HAV was discovered nearly 50 years ago, and although there is a vaccine, there is no treatment. The virus still infects more than 1.4 million people globally each year, and in recent years has been causing increasing numbers of hepatitis cases in the United States, some fatal. Many people experience very mild or no symptoms, especially children. Patients with symptoms, which can last eight weeks and sometimes longer, often experience nausea, vomiting, diarrhea, jaundice, fever, and abdominal pain. After initial infection, 10 to 15 percent of infected individuals experience a recurrence of symptoms during the first six months. Acute liver failure is rare, but more common in elderly people.
HAV infects people through mechanisms similar to other viruses; it interacts with receptor molecules on the surface of human cells to gain entry. Knowing the receptor for a virus not only helps researchers understand how the virus enters cells, but also creates opportunities to design antivirals to block the interaction to prevent or treat disease.
Among the five known hepatitis viruses that cause acute or chronic liver disease in humans, receptors have been identified for hepatitis C virus and hepatitis B virus. For hepatitis A, the identity of the receptor remained elusive. The black sheep of the picornavirus family, it uniquely exists in two modes: as nonenveloped (naked) viruses (nHAV), comprised of a protein shell called a capsid surrounding an RNA genome; or as ‘quasi-enveloped’ viruses (eHAV), in which capsids containing the viral genome are cloaked inside host cell membranes.
Once inside the liver, eHAV is released from infected hepatocytes to circulate in the blood, whereas naked nHAV particles are shed in feces. Both virus types are infectious. Being cloaked with host-derived membranes gives eHAV an advantage in evading antibody responses, while the naked virion is extraordinarily stable and spreads readily in the environment. But how did each virus get into liver cells and the blood in the first place?
Years ago, the human protein TIM1 was reported to be a receptor for HAV. The gene that encodes this protein even bears the official name HAV cellular receptor 1 (HAVCR1). But recent studies in Lemon’s laboratory showed that cells lacking TIM1 still allow HAV infection.
To find a more likely culprit for the receptor, Anshuman Das, Ph.D., a postdoc in the Lemon lab at the time of this research and now at Duke University., used CRISPR-Cas9 gene editing to knock out approximately 20,000 genes in cultured cells to find which human genes are essential for the virus to invade. They identified five particular genes, all of which were required by the virus. Turns out, these genes encode enzymes or transporters that make possible the synthesis of gangliosides. (Transporters are molecules that traffic chemicals across channels inside cells.)
Gangliosides are sugary fatty acid molecules. The enzyme ceramide glucosyltransferase creates gangliosides. And the gene UGCG encodes for that enzyme.
“UGCG was the lead culprit of the five genes that lit up our screen using CRISPR-Cas9,” Lemon said.
The researchers then knocked out UGCG, which prevented HAV infection. They also treated liver-derived cells with a chemical inhibitor of ceramide glucosyltransferase to prevent both eHAV and nHAV infection.

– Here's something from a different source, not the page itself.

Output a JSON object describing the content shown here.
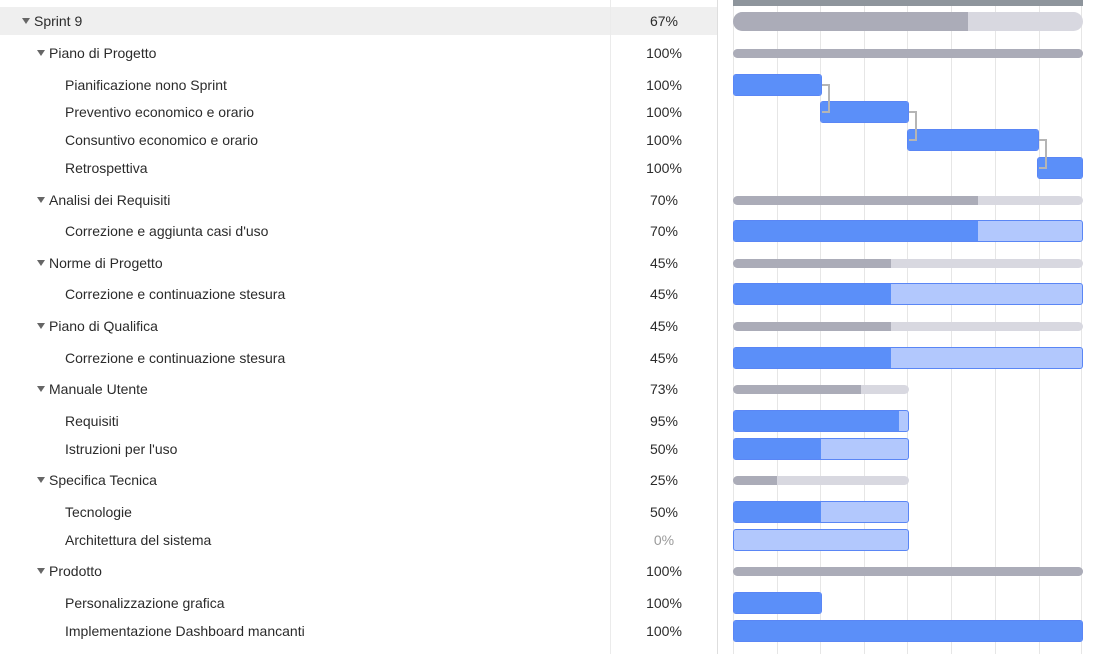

The researchers then injected synthetic HAV RNA directly into cells to discover that the viral RNA replicated well, suggesting that gangliosides were required for entry of the virus into cells, but not needed for it to make copies of its genome, or new virus particles, once it gets into cells.
Subsequent experiments revealed that—in the absence of gangliosides—both naked and quasi-enveloped HAV particles do in fact get part way into the cell, but they end up getting stuck in a compartment called the lysosome. Viral replication does not occur. When the researchers added back gangliosides, the accumulated viruses used the gangliosides to exit the lysosome and continue their invasion of the cell, ending up releasing their genomes into the cell cytoplasm where the virus then began to replicate.
“This means gangliosides are essential for a late-step entry of HAV into cells,” said Anshuman Das, Ph.D., a postdoc in the Lemon lab at the time of this research and now at Duke University. “They function as true receptors.”